Tudo lembra uma atmosfera distopica nos moldes de 1984 de Orwell, mas
não há um Big Brother que a tudo vigia – há telas de TV com mensagens de
propaganda que parecem prescrever hábitos e comportamentos ideais para aquele
mundo. Cada dia se assemelha ao anterior: sua rota nunca muda, edifícios que
parecem ruínas pós-guerra, a estação ferroviária de concreto com mais telas espalhadas
com filmes de propaganda, o trem velho e surrado e o trabalho em um complexo
fabril em ruínas.
Um ciclo vicioso que poderá ser cancelado pelo amor ao conhecer uma
colega de trabalho.
O curta Bright Future My Love
(2014) do sérvio Marko Zunic é claramente inspirado no filme seminal de David
Lynch de 1977 Ereaserhead, o modelo
todos os romances excêntricos no cinema
independente.
No curta do diretor sérvio o casal tentará quebrar uma espécie de
barreira que os separa, já que naquele mundo alternativo todos os trabalhadores
são condenados a viverem isolados uns dos outros – dividir para reinar, uma
filosofia muito mais maquiavélica do que orwelliana. Nas cenas em preto e
branco que se sucedem o casal tenta tocar-se, sentir cada poro das suas peles,
fios de cabelo, formato do rosto.
Mas quando finalmente tentam se beijar, a tela de TV imediatamente
mostra casais se beijando, interrompendo o namoro do casal. Naquele mundo,
todos os desejos ou fantasias somente são realizados através do voyeurismo das
imagens de propaganda. A realização é sempre virtual, nunca no mundo real
dominado pelo isolamento e solidão.
Em Bright Future My Love há um
claro simbolismos gnósticos da Queda e de Sophia – o homem que decaiu em um
cosmos físico imperfeito que o mantém prisioneiro e Sophia, o aeon que também
decaiu no caos e exílio mas que tenta despertar no homem a fagulha de luz
espiritual que o reconecte de volta à Plenitude.
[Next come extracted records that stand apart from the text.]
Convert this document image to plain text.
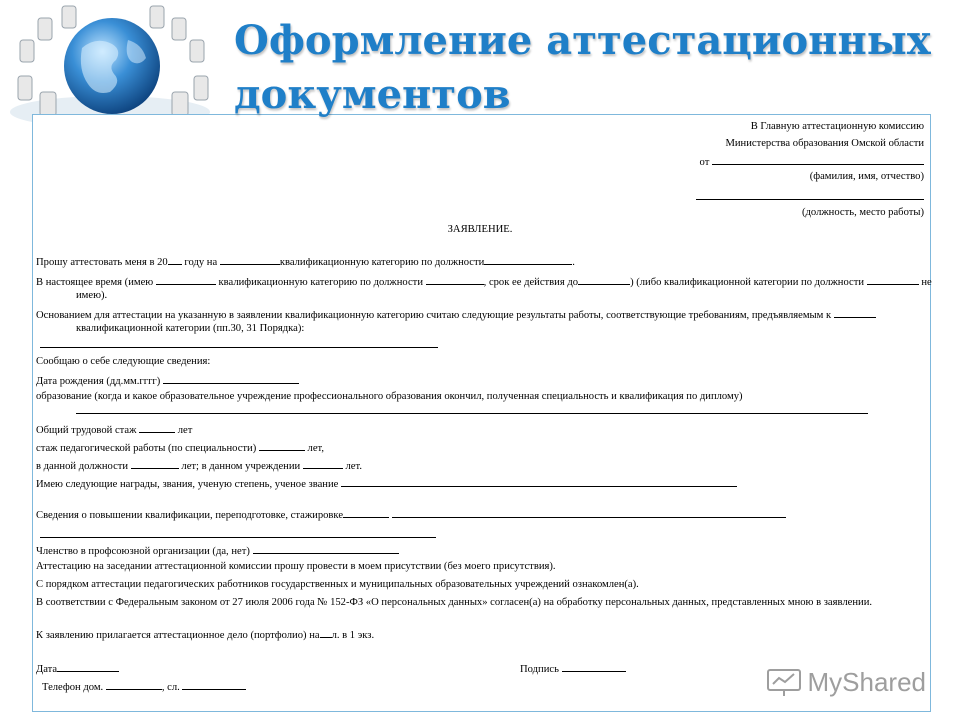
Оформление аттестационных документов
В Главную аттестационную комиссию
Министерства образования Омской области
от
(фамилия, имя, отчество)
(должность, место работы)
ЗАЯВЛЕНИЕ.
Прошу аттестовать меня в 20 году на	квалификационную категорию по должности	.
В настоящее время (имею	квалификационную категорию по должности	, срок ее действия до	) (либо квалификационной категории по должности	не имею).
Основанием для аттестации на указанную в заявлении квалификационную категорию считаю следующие результаты работы, соответствующие требованиям, предъявляемым к  квалификационной категории (пп.30, 31 Порядка):
Сообщаю о себе следующие сведения:
Дата рождения (дд.мм.гггг)
образование (когда и какое образовательное учреждение профессионального образования окончил, полученная специальность и квалификация по диплому)
Общий трудовой стаж	лет
стаж педагогической работы (по специальности)	лет,
в данной должности	лет; в данном учреждении	лет.
Имею следующие награды, звания, ученую степень, ученое звание
Сведения о повышении квалификации, переподготовке, стажировке
Членство в профсоюзной организации (да, нет)
Аттестацию на заседании аттестационной комиссии прошу провести в моем присутствии (без моего присутствия).
С порядком аттестации педагогических работников государственных и муниципальных образовательных учреждений ознакомлен(а).
В соответствии с Федеральным законом от 27 июля 2006 года № 152-ФЗ «О персональных данных» согласен(а) на обработку персональных данных, представленных мною в заявлении.
К заявлению прилагается аттестационное дело (портфолио) на л. в 1 экз.
Дата	Подпись
Телефон дом.	, сл.	MyShared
O mito gnóstico de Sophia é uma história de amor de um aeon que veio,
assim como Cristo, da Plenitude para esse mundo não para nos “salvar” mas para
nos fazer relembrar daquilo que esquecemos. E o que nos faz esquecer da
Plenitude? No curta, Zunic descreve o isolamento, a solidão e as telas de TV
como aquilo que nos impede de amar – ou de reconectarmos com o arquétipo de
Sophia.
Isso nos mantém sempre “na linha”, em um círculo vicioso de trabalho e
alienação. Por isso, no curta a atmosfera é de ausência de consciência e
espírito com zumbidos desagradáveis e rugidos de máquinas onde até mesmo o farfalhar
da água assume um tom sinistro.
Como um diretor sérvio, Zunic imprime no curta um tom político sobre a
situação da Sérvia atual. Mas a sombria beleza da fotografia em preto e branco
e a ausência de diálogos dá um apelo universal e mítico à narrativa. Sem falar
que o “futuro brilhante” ao qual o título do curta se refere é bem irônico:
naquele mundo, o futuro do amor só pode ser igualmente sombrio.
Detalhe curioso: o diretor Marko Zunic é formado em Engenharia da
Informação na capital Belgrado e desde 2012 trabalha como desenvolvedor de
banco de dados. Recentemente começou a fazer filmes curta-metragem como um hobby
e se inscreveu como diretor no Academic Film Center Belgrade (DKSG).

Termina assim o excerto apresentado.